Guest Opinion//November 11, 2019
We don’t have government-run grocery stores, clothing outlets, coffee shops, automobile retailers, or smartphone stores. Each day we buy most of the goods and services we use from private sellers – entrepreneurs and enterprises that make the things we need and want. We often take this process of voluntary exchange for granted, not appreciating how valuable it is to have such magnificent choice and variety available to us every day, in most areas of our lives.
But when it comes to education, the assortment of options available to most families is alarmingly limited. The vast majority of children in the U.S. attend a government-run school, assigned to them based on their zip code. It is like being told that we must buy our bread from the one assigned market nearby, or our shoes from the government-run shoe factory in our neighborhood. We couldn’t imagine such restrictions on food and clothing and other human necessities, but many of us routinely tolerate – even champion – restricting education choice.

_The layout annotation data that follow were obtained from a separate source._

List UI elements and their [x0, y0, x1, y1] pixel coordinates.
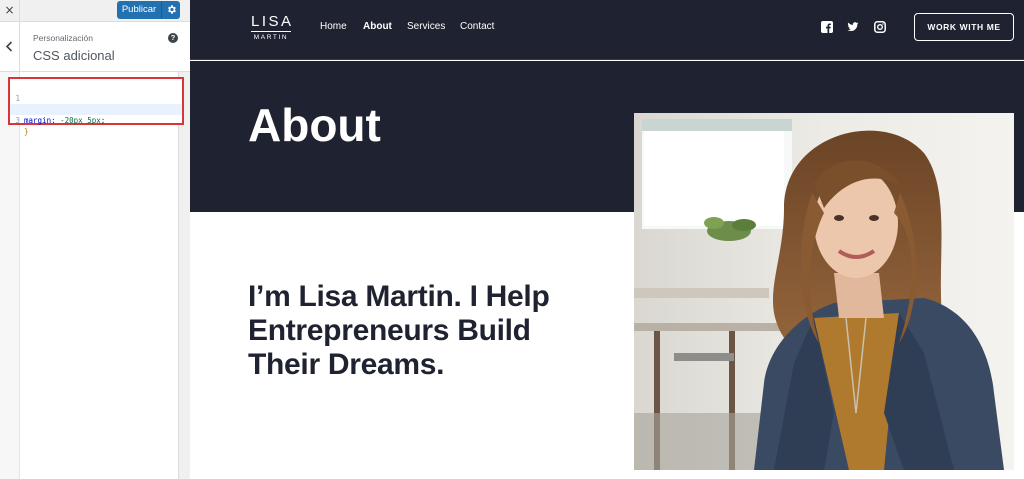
css-code-editor[interactable]: 1 img { 2 margin: -20px 5px; 3 } — [8, 77, 184, 136]
publish-settings-button[interactable] — [161, 1, 180, 19]
back-button[interactable] — [0, 22, 20, 72]
nav-contact[interactable]: Contact — [460, 21, 494, 32]
code-line-active: 3 } — [10, 104, 182, 136]
panel-title: CSS adicional — [33, 48, 115, 63]
twitter-icon[interactable] — [847, 21, 859, 33]
facebook-icon[interactable] — [821, 21, 833, 33]
customizer-topbar: × Publicar — [0, 0, 190, 22]
code-line: 2 margin: -20px 5px; — [15, 105, 106, 125]
nav-services[interactable]: Services — [407, 21, 445, 32]
nav-home[interactable]: Home — [320, 21, 347, 32]
gear-icon — [168, 5, 176, 14]
chevron-left-icon — [5, 41, 13, 52]
site-header: LISA MARTIN Home About Services Contact … — [190, 0, 1024, 60]
panel-header: Personalización CSS adicional ? — [0, 22, 190, 72]
breadcrumb: Personalización — [33, 33, 94, 43]
help-icon[interactable]: ? — [168, 33, 178, 43]
page-title: About — [248, 99, 381, 151]
intro-headline: I’m Lisa Martin. I Help Entrepreneurs Bu… — [248, 280, 550, 381]
close-customizer-button[interactable]: × — [0, 0, 20, 21]
site-logo[interactable]: LISA MARTIN — [251, 14, 291, 42]
site-preview: LISA MARTIN Home About Services Contact … — [190, 0, 1024, 479]
instagram-icon[interactable] — [874, 21, 886, 33]
customizer-sidebar: × Publicar Personalización CSS adicional… — [0, 0, 190, 479]
nav-about[interactable]: About — [363, 21, 392, 32]
portrait-photo — [634, 113, 1014, 470]
publish-button[interactable]: Publicar — [117, 1, 161, 19]
work-with-me-button[interactable]: WORK WITH ME — [914, 13, 1014, 41]
code-line: 1 img { — [15, 94, 46, 114]
sidebar-scrollbar[interactable] — [179, 72, 190, 479]
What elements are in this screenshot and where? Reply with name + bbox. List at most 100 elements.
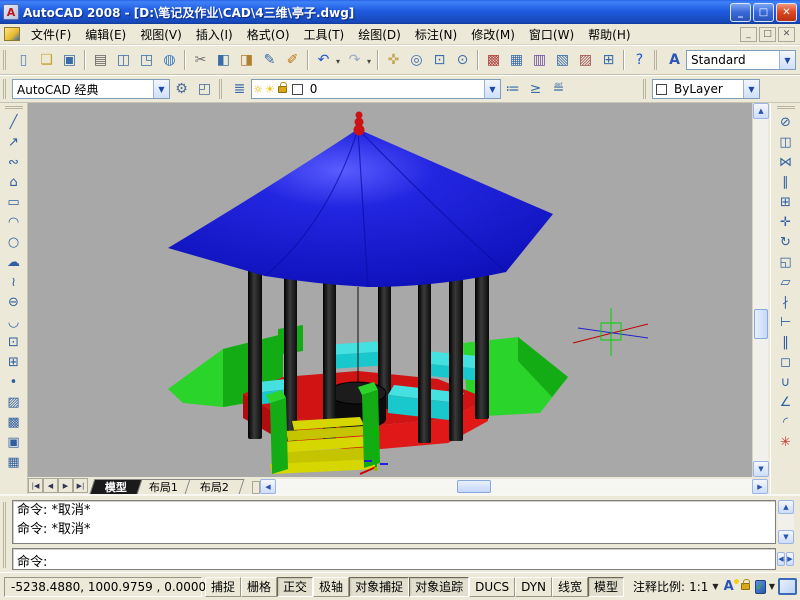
layout-tab[interactable]: 模型 [90,479,143,494]
offset-icon[interactable]: ∥ [775,173,797,193]
make-block-icon[interactable]: ⊞ [3,353,25,373]
toolbar-grip[interactable] [5,106,23,111]
block-editor-icon[interactable]: ✐ [281,49,304,72]
arc-icon[interactable]: ◠ [3,213,25,233]
horizontal-scroll-track[interactable] [276,479,752,494]
horizontal-scroll-thumb[interactable] [457,480,491,493]
move-icon[interactable]: ✛ [775,213,797,233]
open-icon[interactable]: ❏ [35,49,58,72]
clean-screen-button[interactable] [778,578,797,595]
chamfer-icon[interactable]: ∠ [775,393,797,413]
status-toggle-button[interactable]: 捕捉 [205,577,241,597]
menu-item[interactable]: 修改(M) [464,24,522,45]
trim-icon[interactable]: ∤ [775,293,797,313]
dropdown-arrow-icon[interactable]: ▼ [712,582,718,591]
menu-item[interactable]: 格式(O) [240,24,297,45]
markup-icon[interactable]: ▨ [574,49,597,72]
tab-next-button[interactable]: ▶ [58,478,73,493]
zoom-window-icon[interactable]: ⊡ [428,49,451,72]
rotate-icon[interactable]: ↻ [775,233,797,253]
copy-icon[interactable]: ◫ [775,133,797,153]
join-icon[interactable]: ∪ [775,373,797,393]
insert-block-icon[interactable]: ⊡ [3,333,25,353]
scrollbar-splitter[interactable] [252,481,260,494]
3d-dwf-icon[interactable]: ◍ [158,49,181,72]
close-button[interactable]: ✕ [776,3,797,22]
extend-icon[interactable]: ⊢ [775,313,797,333]
redo-icon[interactable]: ↷ [343,49,366,72]
cut-icon[interactable]: ✂ [189,49,212,72]
scroll-down-button[interactable]: ▼ [778,530,794,544]
command-window-grip[interactable] [3,502,8,568]
minimize-button[interactable]: _ [730,3,751,22]
ellipse-arc-icon[interactable]: ◡ [3,313,25,333]
pan-icon[interactable]: ✜ [382,49,405,72]
zoom-realtime-icon[interactable]: ◎ [405,49,428,72]
mirror-icon[interactable]: ⋈ [775,153,797,173]
match-properties-icon[interactable]: ✎ [258,49,281,72]
tool-palettes-icon[interactable]: ▥ [528,49,551,72]
status-toggle-button[interactable]: 模型 [588,577,624,597]
new-icon[interactable]: ▯ [12,49,35,72]
status-toggle-button[interactable]: 对象追踪 [409,577,469,597]
status-toggle-button[interactable]: 线宽 [552,577,588,597]
make-object-layer-current-icon[interactable]: ≔ [501,78,524,101]
text-style-icon[interactable]: A [663,49,686,72]
text-style-select[interactable]: Standard ▼ [686,50,796,70]
tab-prev-button[interactable]: ◀ [43,478,58,493]
layer-on-bulb-icon[interactable]: ☼ [253,84,263,95]
scroll-left-button[interactable]: ◀ [777,552,785,566]
layer-select[interactable]: ☼ ☀ 0 ▼ [251,79,501,99]
region-icon[interactable]: ▣ [3,433,25,453]
annotation-visibility-icon[interactable]: A [724,579,734,594]
dropdown-arrow-icon[interactable]: ▼ [769,582,775,591]
scroll-left-button[interactable]: ◀ [260,479,276,494]
scroll-right-button[interactable]: ▶ [786,552,794,566]
status-toggle-button[interactable]: DUCS [469,577,515,597]
annotation-scale-value[interactable]: 1:1 [689,580,708,594]
ellipse-icon[interactable]: ⊖ [3,293,25,313]
drawing-canvas[interactable] [28,103,752,477]
polyline-icon[interactable]: ∾ [3,153,25,173]
hatch-icon[interactable]: ▨ [3,393,25,413]
dropdown-arrow-icon[interactable]: ▼ [153,80,169,98]
quickcalc-icon[interactable]: ⊞ [597,49,620,72]
layer-lock-icon[interactable] [278,86,287,93]
help-icon[interactable]: ? [628,49,651,72]
toolbar-grip[interactable] [643,79,648,99]
toolbar-grip[interactable] [219,79,224,99]
menu-item[interactable]: 帮助(H) [581,24,637,45]
restore-button[interactable]: □ [753,3,774,22]
polygon-icon[interactable]: ⌂ [3,173,25,193]
erase-icon[interactable]: ⊘ [775,113,797,133]
toolbar-lock-icon[interactable] [741,583,750,590]
circle-icon[interactable]: ○ [3,233,25,253]
layer-freeze-sun-icon[interactable]: ☀ [265,84,275,95]
dropdown-arrow-icon[interactable]: ▼ [743,80,759,98]
menu-item[interactable]: 文件(F) [24,24,78,45]
sheet-set-icon[interactable]: ▧ [551,49,574,72]
command-history[interactable]: 命令: *取消*命令: *取消* [12,500,776,544]
properties-icon[interactable]: ▩ [482,49,505,72]
toolbar-grip[interactable] [3,50,8,70]
dropdown-arrow-icon[interactable]: ▼ [484,80,500,98]
layer-previous-icon[interactable]: ≥ [524,78,547,101]
status-toggle-button[interactable]: 正交 [277,577,313,597]
coordinate-readout[interactable]: -5238.4880, 1000.9759 , 0.0000 [4,577,202,597]
menu-item[interactable]: 视图(V) [133,24,189,45]
layer-color-swatch[interactable] [292,84,303,95]
rectangle-icon[interactable]: ▭ [3,193,25,213]
vertical-scroll-track[interactable] [753,119,768,461]
workspace-settings-icon[interactable]: ⚙ [170,78,193,101]
revision-cloud-icon[interactable]: ☁ [3,253,25,273]
status-toggle-button[interactable]: 对象捕捉 [349,577,409,597]
layout-tab[interactable]: 布局2 [185,479,245,494]
plot-preview-icon[interactable]: ◫ [112,49,135,72]
zoom-previous-icon[interactable]: ⊙ [451,49,474,72]
layer-states-icon[interactable]: ≝ [547,78,570,101]
line-icon[interactable]: ╱ [3,113,25,133]
menu-item[interactable]: 插入(I) [189,24,240,45]
designcenter-icon[interactable]: ▦ [505,49,528,72]
spline-icon[interactable]: ≀ [3,273,25,293]
my-workspace-icon[interactable]: ◰ [193,78,216,101]
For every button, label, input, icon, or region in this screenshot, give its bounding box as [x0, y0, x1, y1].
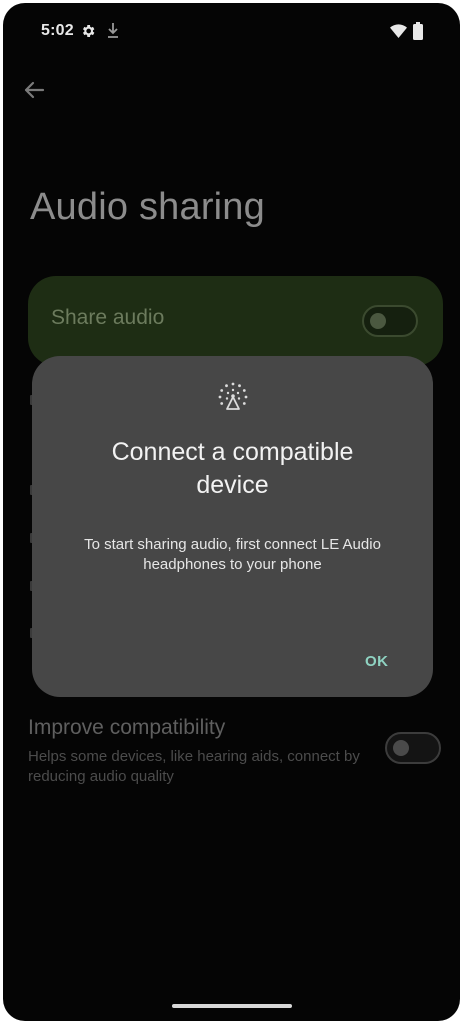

Fortunately, the people of Arizona recognize that education, like food and clothing, is too important to be left to government providers alone. The state is a pioneer in education choice, enacting the first education savings account program in the country, as well as a variety of tax-credit scholarship programs that give children access to expanded education options. The number of Arizona children attending charter schools has also continued to climb over the years to nearly 200,000 students in over 500 schools, offering more choice beyond a district assignment.
This robust climate of educational freedom has led to a surge of innovation and entrepreneurship. Visionary parents and enterprising educators recognize mounting parent demand for more educational options, and build new learning models to satisfy that demand. Each model has its own features and its own approach, and Arizona parents can increasingly select the one that is the best fit for their child and family. A free and open education market is the best mechanism to meet the diverse preferences and needs of a pluralistic society.
Entrepreneurs are the ones who drive educational innovation to meet these diverse preferences and needs. They create possibilities that don’t exist or they improve upon existing offerings to add value. Arizona entrepreneur, Kelly Smith, built the fast-growing network of Prenda micro-schools after feeling that the education his eight-year-old son and others were getting was more focused on coercion than on autonomy and self-determination. An MIT graduate who sold his software company in 2013, Smith launched Prenda with seven kids in his home in January 2018. Today, there are 80 Prenda micro-schools throughout Arizona, serving about 550 children in grades K-8.
At $5,000 per student per year, Prenda micro-schools are a fraction of the cost of many other private options and about half the cost of the Arizona average per pupil expenditure. Most Prenda students receive access to educational funding through one of the state’s education choice mechanisms or through the Sequoia Choice charter program that supports distance learning models. In addition to costing less than traditional schooling, private alternatives like Prenda are much leaner, less bureaucratic, and more directly accountable to parents, who can leave if they are not satisfied. Liability concerns and operating costs are also shifted to private entities and out of the public domain, thus relieving taxpayers of these additional financial burdens.
Tom Bogle launched a Prenda school in his Maricopa home earlier this year. A former public high school teacher, Bogle left the classroom after five years of teaching because he thought that the rigid structure and standardization of mass schooling wasn’t good for young people. “There is a level of emotional damage that that kind of structure has on students,” says Bogle. “It doesn’t prepare them for the future and actually damages their ability to prepare themselves for the future.” Bogle ended up homeschooling his own children with a self-directed approach. He became increasingly interested in alternative education models and teamed up with Prenda to help more students, as well as teachers. “Prenda is creating opportunities for teachers who hate the system they work in to get out and feel good about what they are doing again, to feel good about helping kids,” says Bogle.
By opening up the education marketplace and relying less on government provision of education, Arizona is leading the way in creating more and better education opportunities for young people through entrepreneurship and innovation.
Kerry McDonald is a senior education fellow at the Foundation for Economic Education and an adjunct scholar at the Cato Institute. She is the author of Unschooled: Raising Curious, Well-Educated Children Outside the Conventional Classroom.